Home Bankruptacy Upscale Restaurant Chain Goes Bust, Blaming ‘Progressive’ Wage Laws

Upscale Restaurant Chain Goes Bust, Blaming ‘Progressive’ Wage Laws

by Stacey Santos

At 8:30 on a recent morning, a thin Brooksville girl in a lacy orange shirt sits down at the desk in Room one hundred-C of Tampa’s federal courthouse annex. Behind the desk is Angela Welch, and behind Welch is a large sign that asserts: FBI Investigates Bankruptcy Crimes. The female raises her proper hand and swears to tell the fact. Then Welch asks a series of questions which include: “What caused the financial ruin?” “My daughter is unique needs,” the woman replies in a soft voice. “I’m a single figure. It’s very tough to get employment.” More questions: Do you’ve got a bank account? Are you filing taxes? How are you getting around? In much less than five minutes, the interview is over, and as the female leaves the room, a Largo guy takes her place.

Upscale Restaurant Chain Goes Bust, Blaming ‘Progressive’ Wage Laws 2

Welch is a bankruptcy trustee appointed using the U.S. Department of Justice to review filings and decide what belongings the borrowers have that can be used to pay creditors. The trustees’ workload is getting heavier. After years of decline, bankruptcies in these 12 months have jumped 11 percentage in Florida average and 12 percent inside the country’s middle district, which incorporates the Tampa Bay place. Filings continue to be a long way under the degrees of the early 2000s. The increase is regarding, although, due to the fact bankruptcies national have risen handiest 1 percent and Tampa Bay’s financial system appears so robust. The job boom is robust; wages are starting to rise. But an afternoon spent in Room 100-C famous a starker picture, certainly one of the people who war a lot to pay for the basics of lifestyles — food, refuge, garb — that an extreme infection or unexpected repair invoice can lead to an unconquerable mountain of debt.

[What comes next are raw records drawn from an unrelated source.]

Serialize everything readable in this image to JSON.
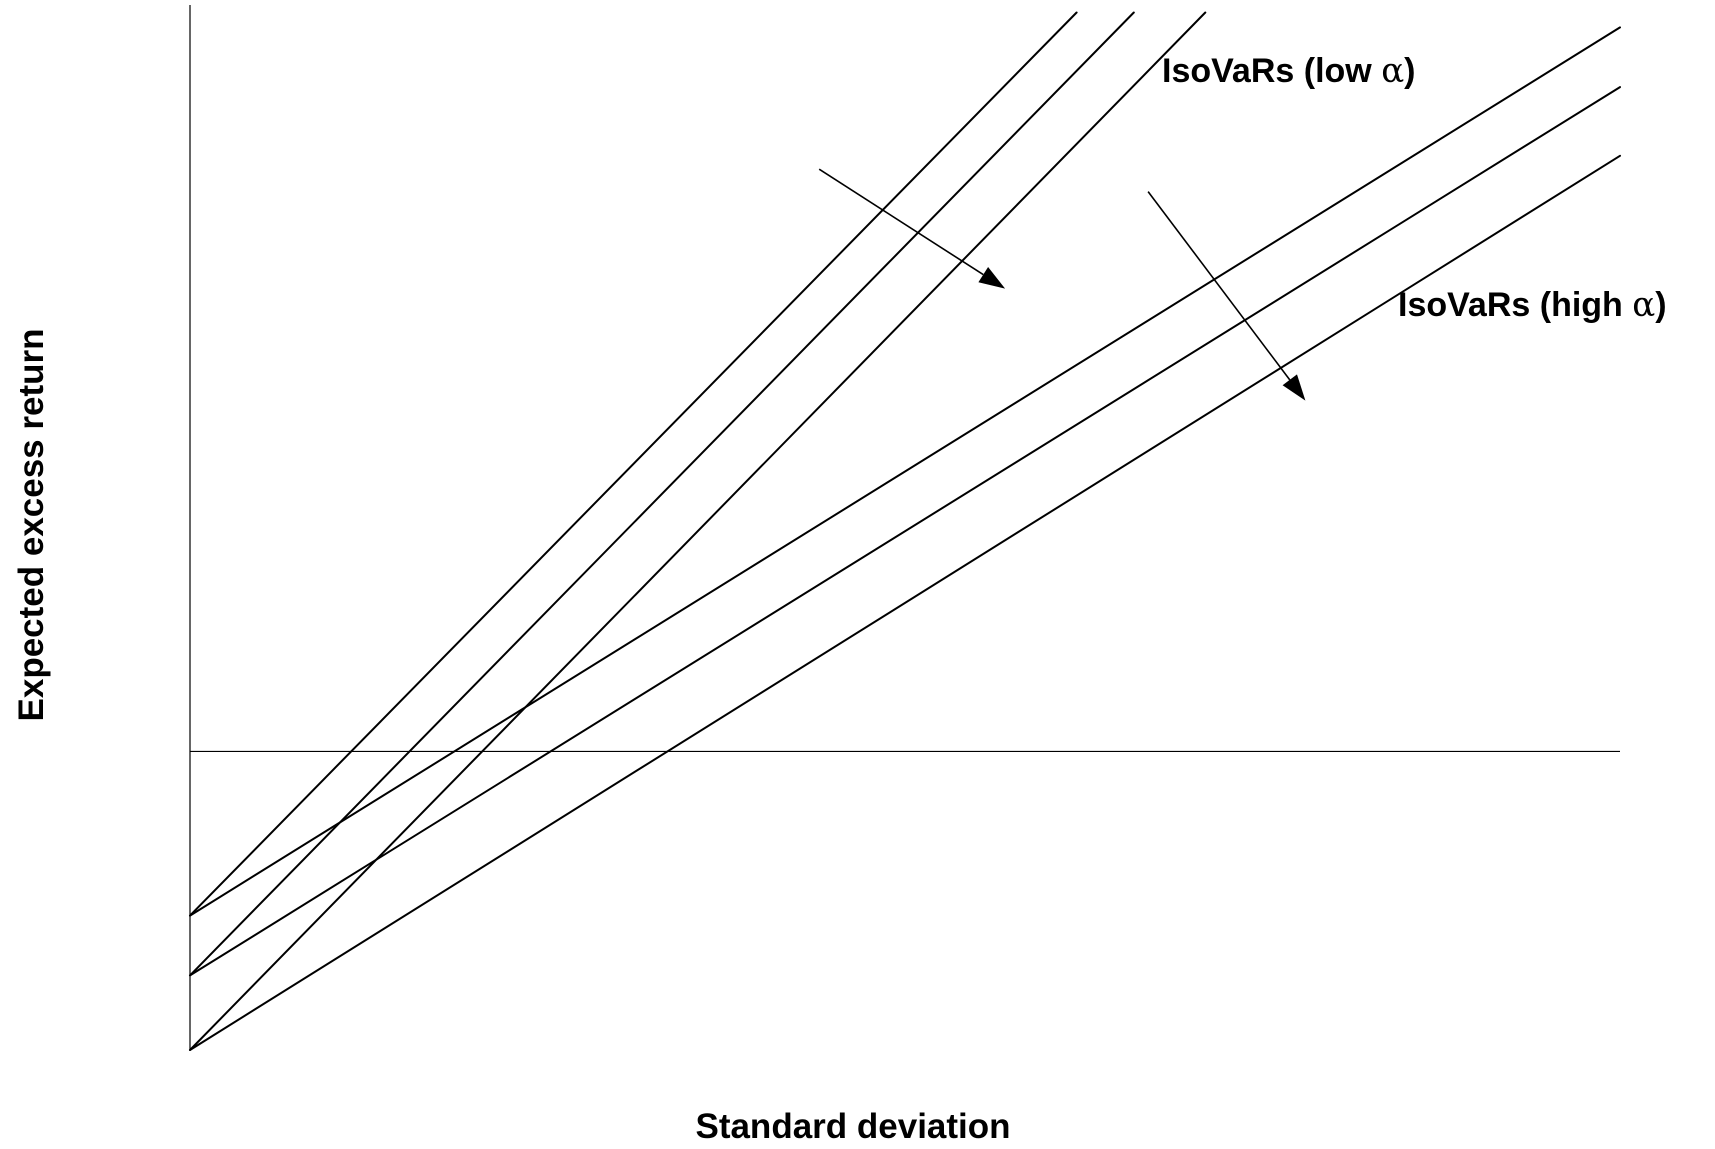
{
  "chart_data": {
    "type": "line",
    "title": "",
    "xlabel": "Standard deviation",
    "ylabel": "Expected excess return",
    "xlim": [
      0,
      10
    ],
    "ylim": [
      -2,
      5
    ],
    "grid": false,
    "series": [
      {
        "group": "low",
        "x": [
          0,
          6.2
        ],
        "y": [
          -1.1,
          4.95
        ]
      },
      {
        "group": "low",
        "x": [
          0,
          6.6
        ],
        "y": [
          -1.5,
          4.95
        ]
      },
      {
        "group": "low",
        "x": [
          0,
          7.1
        ],
        "y": [
          -2.0,
          4.95
        ]
      },
      {
        "group": "high",
        "x": [
          0,
          10
        ],
        "y": [
          -1.1,
          4.85
        ]
      },
      {
        "group": "high",
        "x": [
          0,
          10
        ],
        "y": [
          -1.5,
          4.45
        ]
      },
      {
        "group": "high",
        "x": [
          0,
          10
        ],
        "y": [
          -2.0,
          3.99
        ]
      }
    ],
    "annotations": [
      {
        "name": "low",
        "prefix": "IsoVaRs (low ",
        "greek": "α",
        "suffix": ")"
      },
      {
        "name": "high",
        "prefix": "IsoVaRs (high ",
        "greek": "α",
        "suffix": ")"
      }
    ],
    "arrows": [
      {
        "group": "low",
        "from": [
          4.4,
          3.9
        ],
        "to": [
          5.7,
          3.1
        ]
      },
      {
        "group": "high",
        "from": [
          6.7,
          3.75
        ],
        "to": [
          7.8,
          2.35
        ]
      }
    ]
  }
}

Over the next several hours, Welch and Trustee Larry Hyman will hear the memories of 60 debtors — Publix and Walmart clerks, workplace people, and retirees — who’ve filed Chapter 7 bankruptcies. Often called “no asset” or client bankruptcies, they generally involve people who’ve little or no profits and not anything that may be sold to pay their debts. By law, they can keep up to $4,000 of personal assets plus “exempt” items like pensions and motors and houses if loan payments are current. In comparison to the meager belongings, the money owed may be large.

A younger couple from Apollo Beach has the property of $12,441 and money owed of $113,510. A Palmetto man who picks watermelons has $2,080 in property and owes $ seventy-three,208. In most instances, after asking questions and reviewing the financial disaster petition, the trustee determines there are no saleable assets and documents a “record of no distribution.” If creditors do not have the item, money owed piled up with credit score cards, payday loans, personal loans, and scientific payments may be “discharged” — forgiven. The debtors can make a fresh start.


At least 14 of the 60 appear before the trustees have declared financial ruin earlier than, some more than as soon as. Hyman wouldn’t be surprised if some declare financial disaster once more.